I don't particularly like Adobe but their cross pollination of Flash to the
Creative Suite is not a deal breaker and they, of course, have every incentive
to make Flash run on Windows, OSX, Linux, mobiles, etc.

------
FraaJad
As a mac user I do not mind Silverlight, but if it does not play well with all
the platforms that I use on a regular basis - Mac, Linux & Windows (In that
order), I will never chose to do any new development with Silverlight.

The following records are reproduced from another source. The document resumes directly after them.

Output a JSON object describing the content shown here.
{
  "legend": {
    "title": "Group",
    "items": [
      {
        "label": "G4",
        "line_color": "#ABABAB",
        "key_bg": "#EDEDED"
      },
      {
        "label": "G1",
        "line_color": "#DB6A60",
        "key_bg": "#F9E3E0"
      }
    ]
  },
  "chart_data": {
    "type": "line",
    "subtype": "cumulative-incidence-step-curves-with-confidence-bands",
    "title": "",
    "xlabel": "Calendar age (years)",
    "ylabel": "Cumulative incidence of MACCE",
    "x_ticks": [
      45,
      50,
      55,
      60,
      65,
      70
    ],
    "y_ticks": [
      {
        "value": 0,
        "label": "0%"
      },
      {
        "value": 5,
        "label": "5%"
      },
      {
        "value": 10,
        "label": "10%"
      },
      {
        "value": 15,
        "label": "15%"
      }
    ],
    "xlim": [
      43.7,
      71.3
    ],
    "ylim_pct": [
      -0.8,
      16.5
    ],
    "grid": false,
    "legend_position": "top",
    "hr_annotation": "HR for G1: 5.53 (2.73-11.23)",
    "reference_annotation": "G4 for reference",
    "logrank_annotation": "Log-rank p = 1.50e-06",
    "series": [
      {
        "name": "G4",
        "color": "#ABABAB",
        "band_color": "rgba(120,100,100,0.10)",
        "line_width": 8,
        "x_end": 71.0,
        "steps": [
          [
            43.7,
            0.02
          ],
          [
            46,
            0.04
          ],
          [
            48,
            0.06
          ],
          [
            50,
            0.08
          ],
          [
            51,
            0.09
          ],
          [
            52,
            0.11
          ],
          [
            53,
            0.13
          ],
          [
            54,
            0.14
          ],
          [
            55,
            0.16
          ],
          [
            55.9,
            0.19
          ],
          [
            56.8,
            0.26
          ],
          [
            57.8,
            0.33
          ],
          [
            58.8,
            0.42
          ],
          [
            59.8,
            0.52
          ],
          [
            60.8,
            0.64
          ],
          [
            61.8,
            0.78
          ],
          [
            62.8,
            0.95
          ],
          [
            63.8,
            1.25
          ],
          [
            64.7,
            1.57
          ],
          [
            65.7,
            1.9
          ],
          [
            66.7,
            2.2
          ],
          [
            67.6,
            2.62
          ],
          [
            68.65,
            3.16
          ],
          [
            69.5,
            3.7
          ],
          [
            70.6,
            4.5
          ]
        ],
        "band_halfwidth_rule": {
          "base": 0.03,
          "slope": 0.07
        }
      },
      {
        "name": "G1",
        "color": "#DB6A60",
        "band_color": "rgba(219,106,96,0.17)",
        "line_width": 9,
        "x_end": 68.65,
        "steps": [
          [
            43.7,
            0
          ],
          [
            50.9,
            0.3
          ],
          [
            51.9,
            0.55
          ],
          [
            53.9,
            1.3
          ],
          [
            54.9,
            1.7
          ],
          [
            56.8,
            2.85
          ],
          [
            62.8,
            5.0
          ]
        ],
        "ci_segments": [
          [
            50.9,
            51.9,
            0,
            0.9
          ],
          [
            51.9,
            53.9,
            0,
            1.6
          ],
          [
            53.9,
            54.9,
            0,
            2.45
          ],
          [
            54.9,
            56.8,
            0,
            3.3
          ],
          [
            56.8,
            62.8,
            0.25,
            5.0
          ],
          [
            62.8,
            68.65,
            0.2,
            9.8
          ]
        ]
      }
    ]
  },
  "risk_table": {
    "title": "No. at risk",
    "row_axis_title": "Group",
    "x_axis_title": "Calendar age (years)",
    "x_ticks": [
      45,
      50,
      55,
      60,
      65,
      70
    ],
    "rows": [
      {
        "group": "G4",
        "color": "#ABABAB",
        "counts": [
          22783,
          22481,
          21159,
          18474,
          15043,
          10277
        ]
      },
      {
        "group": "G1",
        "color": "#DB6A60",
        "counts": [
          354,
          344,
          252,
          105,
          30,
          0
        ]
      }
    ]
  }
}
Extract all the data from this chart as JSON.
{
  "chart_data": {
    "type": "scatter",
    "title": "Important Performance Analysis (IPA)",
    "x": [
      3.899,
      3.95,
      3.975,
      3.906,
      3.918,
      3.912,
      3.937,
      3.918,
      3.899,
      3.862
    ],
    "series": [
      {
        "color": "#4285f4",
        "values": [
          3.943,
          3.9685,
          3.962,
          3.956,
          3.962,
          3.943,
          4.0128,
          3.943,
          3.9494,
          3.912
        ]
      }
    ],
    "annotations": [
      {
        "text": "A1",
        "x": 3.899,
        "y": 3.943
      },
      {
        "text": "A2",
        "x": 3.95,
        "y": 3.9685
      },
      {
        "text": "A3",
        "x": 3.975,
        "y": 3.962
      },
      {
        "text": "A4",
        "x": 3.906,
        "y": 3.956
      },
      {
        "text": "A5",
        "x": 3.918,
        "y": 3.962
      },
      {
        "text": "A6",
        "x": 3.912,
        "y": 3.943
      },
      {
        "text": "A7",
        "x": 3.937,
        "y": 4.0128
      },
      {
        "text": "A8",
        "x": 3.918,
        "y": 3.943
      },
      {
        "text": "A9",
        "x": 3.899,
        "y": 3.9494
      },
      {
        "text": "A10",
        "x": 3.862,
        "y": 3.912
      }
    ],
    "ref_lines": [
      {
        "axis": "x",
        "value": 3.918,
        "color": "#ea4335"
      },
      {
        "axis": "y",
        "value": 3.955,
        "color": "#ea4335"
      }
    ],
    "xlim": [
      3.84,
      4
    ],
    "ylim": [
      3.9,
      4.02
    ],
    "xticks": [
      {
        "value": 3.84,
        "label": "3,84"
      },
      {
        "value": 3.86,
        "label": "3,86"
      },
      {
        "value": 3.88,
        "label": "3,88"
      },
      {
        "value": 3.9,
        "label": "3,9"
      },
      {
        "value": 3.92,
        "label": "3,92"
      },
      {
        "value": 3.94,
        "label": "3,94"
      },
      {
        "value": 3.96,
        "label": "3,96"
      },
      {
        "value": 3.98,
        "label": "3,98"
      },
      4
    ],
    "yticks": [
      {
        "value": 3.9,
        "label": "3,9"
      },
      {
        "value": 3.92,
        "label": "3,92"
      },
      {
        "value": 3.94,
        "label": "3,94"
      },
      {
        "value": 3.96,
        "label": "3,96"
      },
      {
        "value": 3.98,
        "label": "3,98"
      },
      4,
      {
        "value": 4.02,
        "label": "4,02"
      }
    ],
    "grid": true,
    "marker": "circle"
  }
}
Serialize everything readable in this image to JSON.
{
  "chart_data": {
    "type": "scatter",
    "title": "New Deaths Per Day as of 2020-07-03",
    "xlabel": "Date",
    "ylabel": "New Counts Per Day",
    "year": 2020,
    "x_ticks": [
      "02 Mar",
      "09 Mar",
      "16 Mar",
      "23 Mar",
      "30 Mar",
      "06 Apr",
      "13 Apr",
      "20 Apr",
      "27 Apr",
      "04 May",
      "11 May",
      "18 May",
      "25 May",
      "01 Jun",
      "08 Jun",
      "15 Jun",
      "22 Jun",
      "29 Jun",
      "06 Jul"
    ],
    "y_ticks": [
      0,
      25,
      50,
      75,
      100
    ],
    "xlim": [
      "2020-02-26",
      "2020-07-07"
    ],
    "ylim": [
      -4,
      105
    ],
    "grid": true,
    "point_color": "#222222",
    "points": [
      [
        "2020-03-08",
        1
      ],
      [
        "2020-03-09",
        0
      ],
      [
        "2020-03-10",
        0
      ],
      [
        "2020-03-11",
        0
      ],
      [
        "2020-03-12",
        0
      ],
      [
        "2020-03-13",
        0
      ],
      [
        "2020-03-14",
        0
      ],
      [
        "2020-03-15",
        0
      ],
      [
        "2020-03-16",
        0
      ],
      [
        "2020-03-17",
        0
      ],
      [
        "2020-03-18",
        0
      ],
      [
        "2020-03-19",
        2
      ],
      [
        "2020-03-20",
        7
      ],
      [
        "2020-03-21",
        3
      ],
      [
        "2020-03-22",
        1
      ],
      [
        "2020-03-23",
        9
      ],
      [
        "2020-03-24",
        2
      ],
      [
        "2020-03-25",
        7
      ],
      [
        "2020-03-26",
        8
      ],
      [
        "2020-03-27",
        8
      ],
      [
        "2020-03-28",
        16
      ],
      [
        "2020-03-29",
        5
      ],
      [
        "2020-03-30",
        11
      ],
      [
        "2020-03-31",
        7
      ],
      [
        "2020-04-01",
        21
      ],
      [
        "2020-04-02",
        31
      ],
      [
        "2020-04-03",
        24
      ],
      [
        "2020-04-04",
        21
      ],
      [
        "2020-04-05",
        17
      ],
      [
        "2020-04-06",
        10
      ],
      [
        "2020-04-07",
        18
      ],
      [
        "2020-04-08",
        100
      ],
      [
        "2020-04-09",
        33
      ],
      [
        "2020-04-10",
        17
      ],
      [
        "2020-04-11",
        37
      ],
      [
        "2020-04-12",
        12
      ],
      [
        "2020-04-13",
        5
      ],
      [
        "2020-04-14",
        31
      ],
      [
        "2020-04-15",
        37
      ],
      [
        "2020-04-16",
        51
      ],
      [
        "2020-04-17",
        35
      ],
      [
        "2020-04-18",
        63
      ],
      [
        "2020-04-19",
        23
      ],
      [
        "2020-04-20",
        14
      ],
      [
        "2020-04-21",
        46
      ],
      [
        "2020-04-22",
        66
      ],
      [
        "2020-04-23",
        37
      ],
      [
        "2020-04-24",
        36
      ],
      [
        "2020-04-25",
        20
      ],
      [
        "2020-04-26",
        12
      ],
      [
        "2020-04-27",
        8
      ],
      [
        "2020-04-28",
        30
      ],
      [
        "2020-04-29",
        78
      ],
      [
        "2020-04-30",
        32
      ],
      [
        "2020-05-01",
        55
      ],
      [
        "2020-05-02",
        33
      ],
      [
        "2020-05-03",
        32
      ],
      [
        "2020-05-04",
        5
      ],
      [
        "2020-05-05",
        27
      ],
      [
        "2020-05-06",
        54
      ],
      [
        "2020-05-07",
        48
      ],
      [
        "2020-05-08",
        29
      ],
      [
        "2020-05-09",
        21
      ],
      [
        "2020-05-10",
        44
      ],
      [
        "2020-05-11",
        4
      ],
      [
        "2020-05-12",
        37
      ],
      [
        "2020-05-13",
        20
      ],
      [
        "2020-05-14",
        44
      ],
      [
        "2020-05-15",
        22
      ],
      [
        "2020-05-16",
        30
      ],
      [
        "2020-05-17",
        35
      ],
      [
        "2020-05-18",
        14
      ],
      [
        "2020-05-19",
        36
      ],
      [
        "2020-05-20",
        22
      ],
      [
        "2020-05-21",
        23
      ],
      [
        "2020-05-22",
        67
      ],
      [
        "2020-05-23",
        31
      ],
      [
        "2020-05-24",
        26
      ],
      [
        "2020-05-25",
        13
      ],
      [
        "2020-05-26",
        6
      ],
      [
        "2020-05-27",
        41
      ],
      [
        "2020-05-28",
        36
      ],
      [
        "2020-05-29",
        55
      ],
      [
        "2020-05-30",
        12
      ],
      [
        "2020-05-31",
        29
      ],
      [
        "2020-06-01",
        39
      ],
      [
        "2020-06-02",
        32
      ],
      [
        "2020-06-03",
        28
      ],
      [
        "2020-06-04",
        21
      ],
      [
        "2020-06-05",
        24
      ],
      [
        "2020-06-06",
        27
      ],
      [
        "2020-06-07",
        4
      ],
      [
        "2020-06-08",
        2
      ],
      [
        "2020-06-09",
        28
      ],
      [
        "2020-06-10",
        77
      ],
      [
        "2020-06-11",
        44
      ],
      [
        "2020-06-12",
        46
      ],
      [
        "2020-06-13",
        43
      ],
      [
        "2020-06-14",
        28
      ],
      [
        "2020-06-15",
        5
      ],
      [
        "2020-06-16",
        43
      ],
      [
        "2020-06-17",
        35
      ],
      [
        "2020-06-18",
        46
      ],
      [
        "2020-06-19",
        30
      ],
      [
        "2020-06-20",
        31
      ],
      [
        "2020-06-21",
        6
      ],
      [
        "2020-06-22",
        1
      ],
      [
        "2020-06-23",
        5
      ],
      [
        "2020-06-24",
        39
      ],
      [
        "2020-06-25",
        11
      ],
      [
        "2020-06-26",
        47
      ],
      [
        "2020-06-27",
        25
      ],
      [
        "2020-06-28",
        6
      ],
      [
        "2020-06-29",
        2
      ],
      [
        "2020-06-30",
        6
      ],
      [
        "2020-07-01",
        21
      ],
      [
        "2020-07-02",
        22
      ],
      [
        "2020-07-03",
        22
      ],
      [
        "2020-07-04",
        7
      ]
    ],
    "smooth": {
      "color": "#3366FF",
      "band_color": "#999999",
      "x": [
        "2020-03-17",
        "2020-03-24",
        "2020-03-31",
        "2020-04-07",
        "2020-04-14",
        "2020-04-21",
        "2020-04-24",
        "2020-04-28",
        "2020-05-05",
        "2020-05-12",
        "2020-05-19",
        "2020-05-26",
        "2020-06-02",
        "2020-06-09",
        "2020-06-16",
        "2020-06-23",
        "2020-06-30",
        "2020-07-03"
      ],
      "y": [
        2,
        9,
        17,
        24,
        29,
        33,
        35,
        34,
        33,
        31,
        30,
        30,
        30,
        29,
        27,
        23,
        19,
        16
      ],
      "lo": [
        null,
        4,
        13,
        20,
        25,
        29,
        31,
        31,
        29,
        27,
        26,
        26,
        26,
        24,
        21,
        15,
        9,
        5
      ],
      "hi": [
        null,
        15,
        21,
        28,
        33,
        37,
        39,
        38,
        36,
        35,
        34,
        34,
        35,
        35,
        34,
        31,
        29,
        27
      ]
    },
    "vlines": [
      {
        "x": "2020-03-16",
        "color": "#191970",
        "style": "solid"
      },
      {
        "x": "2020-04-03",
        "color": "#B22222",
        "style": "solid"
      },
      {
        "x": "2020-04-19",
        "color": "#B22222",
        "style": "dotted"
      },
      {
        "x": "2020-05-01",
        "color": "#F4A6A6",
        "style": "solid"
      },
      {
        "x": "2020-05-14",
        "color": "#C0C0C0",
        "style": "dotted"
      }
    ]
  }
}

Why chose Silverlight when I can't even test the thing on my Linux dev box?
The support for Flash and Flex is not stellar on Linux either, but there are
workable solutions.

------
mellis
As someone who's used both the Silverlight and AIR versions of the Times
Reader (for the Mac), I can say that the AIR version works much better. The
application is more responsive, the window can be any size, the text layout
looks better, etc. Does anyone know if AIR offers technical advantages for
this type of app, or did they just do a better job this time around?

------
dchest
I don't think it's a technical issue, and we shouldn't take it into
consideration. AIR/Flash vs. Silverlight is a lot like HD-DVD vs. BluRay, that
is _money_.

Microsoft and Adobe make contracts with large content vendors such as New York
Times to push their technology. This has nothing to do with technology by
itself.